Podcast 58 and podcast 60 make an interesting pair.
Renaissance violin bands are sounding to me a lot like rock bands. The violin wasn’t treated in most renaissance-era lists of instrument techniques because “everyone played it and it was everywhere,” it was more of a working-class tavern instrument than one associated with people of quality, most violinists played dance music and weren’t expected to read music but improvise, they stood while playing, they needed to make a bright sound with lots of overtones to be heard over party noises … Next to Bibbens’s statements about her experiences in rock bands (the relative unimportance of reading music versus improvving), it becomes obvious that the violin was the electric guitar of its time when it was first created. If you’ve ever been to a wedding reception where the band consisted of the typical drums-keyboards-bass guitar-lead guitar, you’ve heard the equivalent of a renaissance violin band.
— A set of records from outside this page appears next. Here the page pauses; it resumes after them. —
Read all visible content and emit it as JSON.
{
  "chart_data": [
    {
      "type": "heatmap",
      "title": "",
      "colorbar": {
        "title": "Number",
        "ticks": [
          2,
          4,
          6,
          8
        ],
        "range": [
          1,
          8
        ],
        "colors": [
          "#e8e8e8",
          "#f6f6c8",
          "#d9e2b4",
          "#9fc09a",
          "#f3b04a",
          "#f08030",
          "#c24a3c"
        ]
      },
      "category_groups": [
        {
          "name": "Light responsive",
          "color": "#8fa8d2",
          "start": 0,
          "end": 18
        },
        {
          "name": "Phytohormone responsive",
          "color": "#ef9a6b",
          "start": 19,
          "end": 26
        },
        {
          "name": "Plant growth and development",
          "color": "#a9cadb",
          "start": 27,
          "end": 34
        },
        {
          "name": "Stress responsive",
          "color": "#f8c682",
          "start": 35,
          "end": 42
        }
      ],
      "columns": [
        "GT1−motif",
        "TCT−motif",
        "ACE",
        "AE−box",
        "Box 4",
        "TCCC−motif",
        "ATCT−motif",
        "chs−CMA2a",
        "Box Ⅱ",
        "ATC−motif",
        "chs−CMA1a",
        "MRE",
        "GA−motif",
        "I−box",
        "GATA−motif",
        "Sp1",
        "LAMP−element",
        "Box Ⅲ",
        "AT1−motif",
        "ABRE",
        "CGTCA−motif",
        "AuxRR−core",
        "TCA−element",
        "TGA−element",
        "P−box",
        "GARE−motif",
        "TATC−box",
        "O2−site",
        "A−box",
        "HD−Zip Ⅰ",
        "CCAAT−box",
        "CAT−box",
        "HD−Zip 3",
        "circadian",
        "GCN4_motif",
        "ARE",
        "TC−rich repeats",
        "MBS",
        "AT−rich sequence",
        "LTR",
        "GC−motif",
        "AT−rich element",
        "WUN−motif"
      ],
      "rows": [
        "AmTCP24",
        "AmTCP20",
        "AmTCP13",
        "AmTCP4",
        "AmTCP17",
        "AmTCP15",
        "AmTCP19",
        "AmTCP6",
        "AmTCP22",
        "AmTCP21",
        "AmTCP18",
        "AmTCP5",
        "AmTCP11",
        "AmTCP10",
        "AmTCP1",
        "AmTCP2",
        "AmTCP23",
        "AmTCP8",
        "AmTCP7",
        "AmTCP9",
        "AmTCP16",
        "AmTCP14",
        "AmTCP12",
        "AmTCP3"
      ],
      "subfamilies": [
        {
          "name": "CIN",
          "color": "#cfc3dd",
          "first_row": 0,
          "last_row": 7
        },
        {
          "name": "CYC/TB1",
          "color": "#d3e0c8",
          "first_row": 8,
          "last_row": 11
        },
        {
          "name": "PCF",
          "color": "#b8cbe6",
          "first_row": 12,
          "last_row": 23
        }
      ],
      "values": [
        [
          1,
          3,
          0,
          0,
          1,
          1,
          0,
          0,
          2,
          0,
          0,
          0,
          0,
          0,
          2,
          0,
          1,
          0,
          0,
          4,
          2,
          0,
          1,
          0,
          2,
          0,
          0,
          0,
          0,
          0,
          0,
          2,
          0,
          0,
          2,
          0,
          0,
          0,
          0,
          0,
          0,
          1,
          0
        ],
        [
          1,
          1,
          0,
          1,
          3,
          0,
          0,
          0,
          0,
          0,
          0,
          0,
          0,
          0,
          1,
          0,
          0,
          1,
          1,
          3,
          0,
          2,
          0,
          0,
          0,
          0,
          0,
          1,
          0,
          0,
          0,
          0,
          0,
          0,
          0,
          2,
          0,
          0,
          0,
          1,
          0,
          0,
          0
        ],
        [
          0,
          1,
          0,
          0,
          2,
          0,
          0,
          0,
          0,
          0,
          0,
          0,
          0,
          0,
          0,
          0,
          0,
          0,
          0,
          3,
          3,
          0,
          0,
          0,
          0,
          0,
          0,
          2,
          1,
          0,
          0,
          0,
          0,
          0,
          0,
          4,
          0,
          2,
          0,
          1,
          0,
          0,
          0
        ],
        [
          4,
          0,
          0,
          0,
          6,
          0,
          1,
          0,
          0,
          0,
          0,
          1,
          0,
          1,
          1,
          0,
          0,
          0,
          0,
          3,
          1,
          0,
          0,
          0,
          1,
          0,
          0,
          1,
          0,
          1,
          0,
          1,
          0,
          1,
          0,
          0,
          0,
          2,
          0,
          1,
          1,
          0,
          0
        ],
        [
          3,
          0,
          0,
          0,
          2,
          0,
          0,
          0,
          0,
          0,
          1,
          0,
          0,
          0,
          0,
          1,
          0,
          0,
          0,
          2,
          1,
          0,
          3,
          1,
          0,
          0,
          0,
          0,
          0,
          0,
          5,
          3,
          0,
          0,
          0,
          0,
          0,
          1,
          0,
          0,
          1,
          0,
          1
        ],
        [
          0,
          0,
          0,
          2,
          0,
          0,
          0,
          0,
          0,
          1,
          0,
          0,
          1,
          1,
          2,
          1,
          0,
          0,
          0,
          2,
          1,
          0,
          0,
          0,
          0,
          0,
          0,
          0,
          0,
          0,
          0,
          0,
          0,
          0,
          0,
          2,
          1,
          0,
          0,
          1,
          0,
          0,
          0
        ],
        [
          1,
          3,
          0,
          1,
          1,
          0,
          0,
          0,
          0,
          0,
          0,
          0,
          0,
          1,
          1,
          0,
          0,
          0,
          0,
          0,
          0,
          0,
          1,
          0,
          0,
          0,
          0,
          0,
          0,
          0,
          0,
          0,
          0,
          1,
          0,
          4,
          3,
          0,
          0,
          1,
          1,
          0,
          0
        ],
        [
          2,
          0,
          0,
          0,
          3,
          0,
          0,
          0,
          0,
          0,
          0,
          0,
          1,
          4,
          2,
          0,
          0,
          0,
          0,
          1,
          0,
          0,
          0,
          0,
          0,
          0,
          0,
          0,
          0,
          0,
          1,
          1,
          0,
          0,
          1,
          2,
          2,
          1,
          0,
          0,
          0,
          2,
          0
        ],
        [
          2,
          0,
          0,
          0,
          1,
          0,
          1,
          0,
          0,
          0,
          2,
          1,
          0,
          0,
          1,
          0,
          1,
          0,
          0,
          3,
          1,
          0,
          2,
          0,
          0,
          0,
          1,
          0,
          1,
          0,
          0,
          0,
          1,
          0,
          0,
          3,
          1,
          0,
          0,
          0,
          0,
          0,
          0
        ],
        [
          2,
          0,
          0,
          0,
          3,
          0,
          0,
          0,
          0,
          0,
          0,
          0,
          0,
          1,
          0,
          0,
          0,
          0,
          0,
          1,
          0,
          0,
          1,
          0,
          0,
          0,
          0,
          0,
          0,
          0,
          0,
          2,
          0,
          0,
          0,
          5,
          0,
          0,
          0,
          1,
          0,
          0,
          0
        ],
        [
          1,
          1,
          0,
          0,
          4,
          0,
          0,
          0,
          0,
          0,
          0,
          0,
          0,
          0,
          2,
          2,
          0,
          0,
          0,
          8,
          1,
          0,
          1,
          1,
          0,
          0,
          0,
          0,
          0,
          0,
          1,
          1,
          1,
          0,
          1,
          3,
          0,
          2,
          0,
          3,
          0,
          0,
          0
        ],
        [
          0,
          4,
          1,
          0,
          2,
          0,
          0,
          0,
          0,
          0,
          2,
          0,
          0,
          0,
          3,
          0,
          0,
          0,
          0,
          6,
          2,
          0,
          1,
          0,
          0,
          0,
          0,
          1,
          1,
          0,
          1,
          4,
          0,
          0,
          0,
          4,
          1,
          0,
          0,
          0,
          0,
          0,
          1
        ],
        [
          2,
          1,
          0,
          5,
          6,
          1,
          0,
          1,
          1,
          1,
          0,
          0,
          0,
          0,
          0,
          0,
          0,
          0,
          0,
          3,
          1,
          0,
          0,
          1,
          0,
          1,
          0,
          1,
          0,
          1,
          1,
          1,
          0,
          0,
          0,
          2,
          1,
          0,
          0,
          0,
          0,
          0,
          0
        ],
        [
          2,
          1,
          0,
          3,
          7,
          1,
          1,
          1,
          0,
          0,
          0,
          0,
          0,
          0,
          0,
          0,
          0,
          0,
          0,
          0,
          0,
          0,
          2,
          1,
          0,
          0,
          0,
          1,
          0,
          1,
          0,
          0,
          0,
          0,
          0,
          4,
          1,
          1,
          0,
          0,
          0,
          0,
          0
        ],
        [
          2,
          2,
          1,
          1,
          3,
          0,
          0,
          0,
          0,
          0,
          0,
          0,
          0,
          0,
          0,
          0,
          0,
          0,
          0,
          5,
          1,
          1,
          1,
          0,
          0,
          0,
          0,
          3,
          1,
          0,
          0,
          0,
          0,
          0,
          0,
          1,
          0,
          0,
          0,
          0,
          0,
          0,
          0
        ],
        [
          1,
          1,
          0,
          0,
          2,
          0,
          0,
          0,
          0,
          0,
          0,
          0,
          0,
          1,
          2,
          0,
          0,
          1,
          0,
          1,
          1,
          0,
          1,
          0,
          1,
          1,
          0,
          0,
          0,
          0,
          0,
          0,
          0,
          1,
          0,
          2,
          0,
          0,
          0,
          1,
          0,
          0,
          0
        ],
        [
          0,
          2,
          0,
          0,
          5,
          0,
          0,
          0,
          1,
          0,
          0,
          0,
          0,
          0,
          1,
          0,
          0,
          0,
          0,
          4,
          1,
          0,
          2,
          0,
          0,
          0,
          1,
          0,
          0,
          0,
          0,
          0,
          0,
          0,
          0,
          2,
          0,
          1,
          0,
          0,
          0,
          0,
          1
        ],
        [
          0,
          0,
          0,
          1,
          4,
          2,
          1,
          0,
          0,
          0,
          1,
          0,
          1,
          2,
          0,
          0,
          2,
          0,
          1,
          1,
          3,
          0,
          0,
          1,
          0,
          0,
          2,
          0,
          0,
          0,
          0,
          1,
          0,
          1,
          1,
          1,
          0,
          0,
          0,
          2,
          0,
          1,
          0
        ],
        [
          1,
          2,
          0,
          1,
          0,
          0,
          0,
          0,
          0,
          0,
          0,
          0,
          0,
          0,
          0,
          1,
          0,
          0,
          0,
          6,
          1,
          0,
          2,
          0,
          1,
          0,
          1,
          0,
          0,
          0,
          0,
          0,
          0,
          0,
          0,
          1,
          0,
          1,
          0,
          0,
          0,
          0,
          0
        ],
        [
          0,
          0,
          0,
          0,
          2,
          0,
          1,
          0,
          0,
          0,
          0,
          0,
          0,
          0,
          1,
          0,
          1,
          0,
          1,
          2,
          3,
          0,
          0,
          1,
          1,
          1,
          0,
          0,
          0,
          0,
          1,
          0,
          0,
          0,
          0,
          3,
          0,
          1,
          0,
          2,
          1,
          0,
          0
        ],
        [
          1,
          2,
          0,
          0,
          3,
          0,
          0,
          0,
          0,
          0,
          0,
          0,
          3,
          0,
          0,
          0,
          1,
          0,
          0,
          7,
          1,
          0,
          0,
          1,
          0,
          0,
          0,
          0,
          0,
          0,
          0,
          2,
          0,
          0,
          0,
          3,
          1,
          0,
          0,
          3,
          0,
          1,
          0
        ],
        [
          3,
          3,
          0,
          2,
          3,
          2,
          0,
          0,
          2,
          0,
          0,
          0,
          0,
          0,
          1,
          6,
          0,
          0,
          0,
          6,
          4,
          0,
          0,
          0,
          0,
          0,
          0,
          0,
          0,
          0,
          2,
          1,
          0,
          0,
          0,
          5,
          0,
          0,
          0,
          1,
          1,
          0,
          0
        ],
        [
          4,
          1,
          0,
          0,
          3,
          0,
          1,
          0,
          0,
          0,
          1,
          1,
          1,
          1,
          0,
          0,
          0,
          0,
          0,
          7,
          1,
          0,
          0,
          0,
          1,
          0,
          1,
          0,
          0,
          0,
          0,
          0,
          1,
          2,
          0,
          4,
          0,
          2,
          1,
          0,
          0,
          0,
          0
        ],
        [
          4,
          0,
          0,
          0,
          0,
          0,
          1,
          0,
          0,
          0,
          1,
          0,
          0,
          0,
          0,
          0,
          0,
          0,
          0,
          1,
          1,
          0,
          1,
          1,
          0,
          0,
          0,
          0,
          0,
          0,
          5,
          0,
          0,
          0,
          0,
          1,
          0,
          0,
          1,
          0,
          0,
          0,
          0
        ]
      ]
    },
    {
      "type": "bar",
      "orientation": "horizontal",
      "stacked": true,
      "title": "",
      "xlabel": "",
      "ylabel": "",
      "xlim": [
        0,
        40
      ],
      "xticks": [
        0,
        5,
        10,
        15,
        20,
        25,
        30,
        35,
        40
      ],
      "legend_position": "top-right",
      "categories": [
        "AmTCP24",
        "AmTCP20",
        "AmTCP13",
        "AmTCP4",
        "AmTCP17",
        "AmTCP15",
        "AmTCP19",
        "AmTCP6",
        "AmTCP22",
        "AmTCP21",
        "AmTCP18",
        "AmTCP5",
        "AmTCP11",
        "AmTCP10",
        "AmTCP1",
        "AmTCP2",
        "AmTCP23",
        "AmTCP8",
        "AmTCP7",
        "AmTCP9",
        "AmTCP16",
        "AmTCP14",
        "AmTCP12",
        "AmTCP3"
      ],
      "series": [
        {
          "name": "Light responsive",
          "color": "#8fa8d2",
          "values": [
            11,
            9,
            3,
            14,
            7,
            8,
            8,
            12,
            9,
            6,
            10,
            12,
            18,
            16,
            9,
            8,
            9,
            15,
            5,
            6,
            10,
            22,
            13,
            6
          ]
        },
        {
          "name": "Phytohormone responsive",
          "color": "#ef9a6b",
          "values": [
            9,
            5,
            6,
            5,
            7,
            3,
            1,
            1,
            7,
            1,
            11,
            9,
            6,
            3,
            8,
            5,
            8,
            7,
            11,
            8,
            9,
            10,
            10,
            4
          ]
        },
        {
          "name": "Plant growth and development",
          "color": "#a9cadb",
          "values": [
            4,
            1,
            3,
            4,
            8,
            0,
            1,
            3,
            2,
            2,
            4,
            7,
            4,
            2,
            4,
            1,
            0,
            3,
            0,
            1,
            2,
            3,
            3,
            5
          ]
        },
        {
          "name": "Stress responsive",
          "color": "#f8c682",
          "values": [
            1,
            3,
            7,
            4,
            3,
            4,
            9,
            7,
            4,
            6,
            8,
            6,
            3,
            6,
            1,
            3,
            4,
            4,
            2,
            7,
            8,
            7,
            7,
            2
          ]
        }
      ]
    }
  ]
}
Also, the stream of statements in podcast 60 about how the bow is the soul of expressiveness, the left hand is secondary, the music comes from the bow, etc. etc. etc. stood out to me instantly. The next time someone tries to sell me the BS bill of goods about how being left-handed and putting the bow in the off hand is an “advantage” because I get to waste my better hand on the less important side of the instrument, I’m going to have them listen to this podcast. Then, I’m just going to slap them.
Also interesting to think of the nonsense I’ve dealt with learning to play left-handed in light of the comments David Douglass made about playing a renaissance violin on the arm as opposed to the shoulder and having violinists come back stage and yell at him for it. Pine sounded incredulous, but any left-handed player can tell similar stories. (Right down to the similar tales of country fiddlers being tolerated for both playing left-handed and playing on the arm because they are assumed to be lesser players who don’t know any better.)
We may live in the 21st century, but some people are still in the 14th it seems.
In other news, I seem to have ditched the shoulder rest for the moment; we’ll see how long that lasts. The divot the viola is making in my extremely inadequately padded collarbone might demand either the return of the rest or a more padded cushion.